Maltese agriculture is facing an existential challenge. Unless local farmers and small food producers can find a niche market to sell their products, they will continue to face massive competition from mass-produced food products that flood every free market.
MEP candidate Peter Agius argues that the future existence of the small agricultural and food processing industry in Malta could lie in finding a niche market where to sell locally produced food items using the protected designation of origin (PDO) and protected geographic indication (PGI) labels promoted under various EU schemes.
It is worrying that after 15 years of EU membership, Malta has still to register its first product under these schemes. Countries like Italy have made good use of this corporate branding that adds value to locally grown food products.
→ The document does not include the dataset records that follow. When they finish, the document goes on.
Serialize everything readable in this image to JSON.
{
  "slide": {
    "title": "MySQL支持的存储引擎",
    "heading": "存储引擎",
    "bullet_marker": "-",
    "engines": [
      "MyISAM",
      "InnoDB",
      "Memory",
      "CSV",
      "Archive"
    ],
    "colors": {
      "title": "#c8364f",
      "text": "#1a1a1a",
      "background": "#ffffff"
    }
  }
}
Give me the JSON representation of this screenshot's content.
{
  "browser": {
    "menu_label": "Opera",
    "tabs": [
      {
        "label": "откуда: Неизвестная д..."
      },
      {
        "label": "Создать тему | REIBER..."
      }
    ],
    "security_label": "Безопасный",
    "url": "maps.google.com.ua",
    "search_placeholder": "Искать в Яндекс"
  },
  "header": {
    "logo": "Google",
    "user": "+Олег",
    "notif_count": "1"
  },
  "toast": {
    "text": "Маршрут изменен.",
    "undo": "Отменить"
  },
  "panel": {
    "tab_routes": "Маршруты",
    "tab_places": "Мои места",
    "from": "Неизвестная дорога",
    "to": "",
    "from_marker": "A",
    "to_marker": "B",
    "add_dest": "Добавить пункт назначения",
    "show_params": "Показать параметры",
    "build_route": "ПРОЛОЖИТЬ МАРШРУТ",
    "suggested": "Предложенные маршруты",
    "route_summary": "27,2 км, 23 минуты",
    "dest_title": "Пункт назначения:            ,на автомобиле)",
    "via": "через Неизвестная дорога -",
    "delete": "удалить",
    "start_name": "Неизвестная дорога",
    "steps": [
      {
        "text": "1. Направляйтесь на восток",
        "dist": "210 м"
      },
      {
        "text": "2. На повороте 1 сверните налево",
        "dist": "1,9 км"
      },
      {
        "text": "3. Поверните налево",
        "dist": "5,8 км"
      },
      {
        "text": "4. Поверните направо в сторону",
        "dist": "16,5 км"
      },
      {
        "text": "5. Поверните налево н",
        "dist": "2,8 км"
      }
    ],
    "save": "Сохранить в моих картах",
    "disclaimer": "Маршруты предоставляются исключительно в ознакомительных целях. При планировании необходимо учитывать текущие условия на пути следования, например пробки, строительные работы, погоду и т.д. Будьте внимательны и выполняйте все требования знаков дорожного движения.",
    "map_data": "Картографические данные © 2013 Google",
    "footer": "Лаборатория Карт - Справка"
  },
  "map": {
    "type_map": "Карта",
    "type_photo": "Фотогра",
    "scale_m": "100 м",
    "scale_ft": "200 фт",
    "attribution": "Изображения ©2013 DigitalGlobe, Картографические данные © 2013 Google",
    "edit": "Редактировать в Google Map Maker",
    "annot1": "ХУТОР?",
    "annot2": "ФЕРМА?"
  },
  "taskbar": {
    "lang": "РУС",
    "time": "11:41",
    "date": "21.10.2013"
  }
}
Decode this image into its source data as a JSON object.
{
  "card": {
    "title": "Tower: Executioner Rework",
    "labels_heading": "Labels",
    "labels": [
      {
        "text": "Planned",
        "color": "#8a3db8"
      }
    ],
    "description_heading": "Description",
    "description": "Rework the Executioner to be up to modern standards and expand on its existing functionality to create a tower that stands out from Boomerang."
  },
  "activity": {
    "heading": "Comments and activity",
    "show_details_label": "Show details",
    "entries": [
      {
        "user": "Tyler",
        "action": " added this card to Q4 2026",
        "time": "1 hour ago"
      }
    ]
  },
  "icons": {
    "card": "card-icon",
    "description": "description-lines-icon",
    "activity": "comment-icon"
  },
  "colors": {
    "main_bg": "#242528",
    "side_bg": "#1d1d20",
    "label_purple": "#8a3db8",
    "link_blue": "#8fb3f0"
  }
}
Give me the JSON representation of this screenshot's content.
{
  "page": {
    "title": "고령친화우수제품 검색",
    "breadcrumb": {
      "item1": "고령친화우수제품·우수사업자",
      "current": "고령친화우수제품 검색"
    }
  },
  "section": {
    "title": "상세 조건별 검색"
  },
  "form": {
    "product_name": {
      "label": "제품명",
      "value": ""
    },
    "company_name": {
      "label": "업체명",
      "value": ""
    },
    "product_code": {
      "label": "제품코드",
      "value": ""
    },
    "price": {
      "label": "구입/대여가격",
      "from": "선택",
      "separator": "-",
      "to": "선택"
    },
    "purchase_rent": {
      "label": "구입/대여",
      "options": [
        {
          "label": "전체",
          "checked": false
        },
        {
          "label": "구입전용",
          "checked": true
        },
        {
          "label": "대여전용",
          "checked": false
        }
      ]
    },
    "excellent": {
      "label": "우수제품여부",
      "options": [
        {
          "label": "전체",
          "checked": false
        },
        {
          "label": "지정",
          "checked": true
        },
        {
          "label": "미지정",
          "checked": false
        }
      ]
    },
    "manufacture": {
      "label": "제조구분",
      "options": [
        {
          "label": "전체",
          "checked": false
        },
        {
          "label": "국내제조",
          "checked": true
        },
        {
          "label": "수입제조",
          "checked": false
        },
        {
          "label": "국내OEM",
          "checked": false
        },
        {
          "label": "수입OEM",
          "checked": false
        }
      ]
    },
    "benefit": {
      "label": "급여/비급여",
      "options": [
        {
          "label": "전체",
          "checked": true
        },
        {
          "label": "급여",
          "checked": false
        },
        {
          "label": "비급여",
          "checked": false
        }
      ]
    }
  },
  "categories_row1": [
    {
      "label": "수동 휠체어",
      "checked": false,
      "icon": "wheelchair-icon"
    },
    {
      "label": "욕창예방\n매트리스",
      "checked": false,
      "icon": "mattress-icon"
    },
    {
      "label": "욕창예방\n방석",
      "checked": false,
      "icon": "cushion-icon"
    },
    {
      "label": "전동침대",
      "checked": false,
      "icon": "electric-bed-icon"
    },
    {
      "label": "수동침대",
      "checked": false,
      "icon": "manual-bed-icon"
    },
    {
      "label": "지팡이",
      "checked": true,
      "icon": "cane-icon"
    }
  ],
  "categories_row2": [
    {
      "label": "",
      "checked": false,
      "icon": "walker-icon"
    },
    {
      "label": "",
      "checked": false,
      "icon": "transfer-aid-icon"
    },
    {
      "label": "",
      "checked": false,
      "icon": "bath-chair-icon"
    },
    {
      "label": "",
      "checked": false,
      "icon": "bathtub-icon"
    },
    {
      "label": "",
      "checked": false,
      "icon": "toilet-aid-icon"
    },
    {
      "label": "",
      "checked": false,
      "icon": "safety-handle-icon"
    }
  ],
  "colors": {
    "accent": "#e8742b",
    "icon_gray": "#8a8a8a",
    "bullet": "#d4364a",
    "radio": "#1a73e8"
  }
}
Farmers and small local food processors cannot realistically make the marketing effort to obtain the PDO and PGI certification to enable them to tap a niche market for locally produced food products. They need the support of the government to deal with the certification and marketing process successfully.
A professional web marketing platform is one critical success factor to launch Maltese agricultural products in the international market.
A government-sponsored and financed web marketing entity could support local food producers in planning and implementing direct email marketing campaigns that create interest in products and services offered by them.
The objective of such an organisation should be the consolidation of the corporate PDO and PGI brand and the generation of contacts that turn into “leads” that can then be managed directly by food producers. Communication effectiveness is essential if such marketing efforts are to succeed.
A user-friendly website promoting locally produced products will help create empathy with potential clients who are demanding but also prepared to pay a premium price for premium products.
As in any marketing communication, it is essential to have high-quality text as well as attractive graphics and visual impact to capture clients’ interest. This tool can be made even more effective through the use of social media to build a brand reputation that will then lead to increased sales of marketed products.
Do-it-yourself efforts by individual food-producing entities are unlikely to succeed. Consumers use smartphones, tablets and PCs to find what they need or want. The entry barrier to global e-commerce may be high, but the rewards are substantial.
Today even small producers of goods and services can sell their products internationally once they promote themselves effectively by digital means.
It is crucial that farmers and local food producers understand the advantage of pooling their products in order to justify the marketing effort and expense needed to promote locally produced food products.
They also need to keep ownership of the marketing effort even if this venture is ultimately financed by the government and managed by specialists in electronic marketing.
This project is a tough challenge but one worth facing as it can save the small agriculture and food-producing sector from extinction. The EU strategy has always been to promote support for small and micro business as these are at the heart of every community.
It is the right time to eliminate the inertia in the exploitation of niche marketing tools that are supported by EU schemes aimed at promoting the excellence of locally produced food products.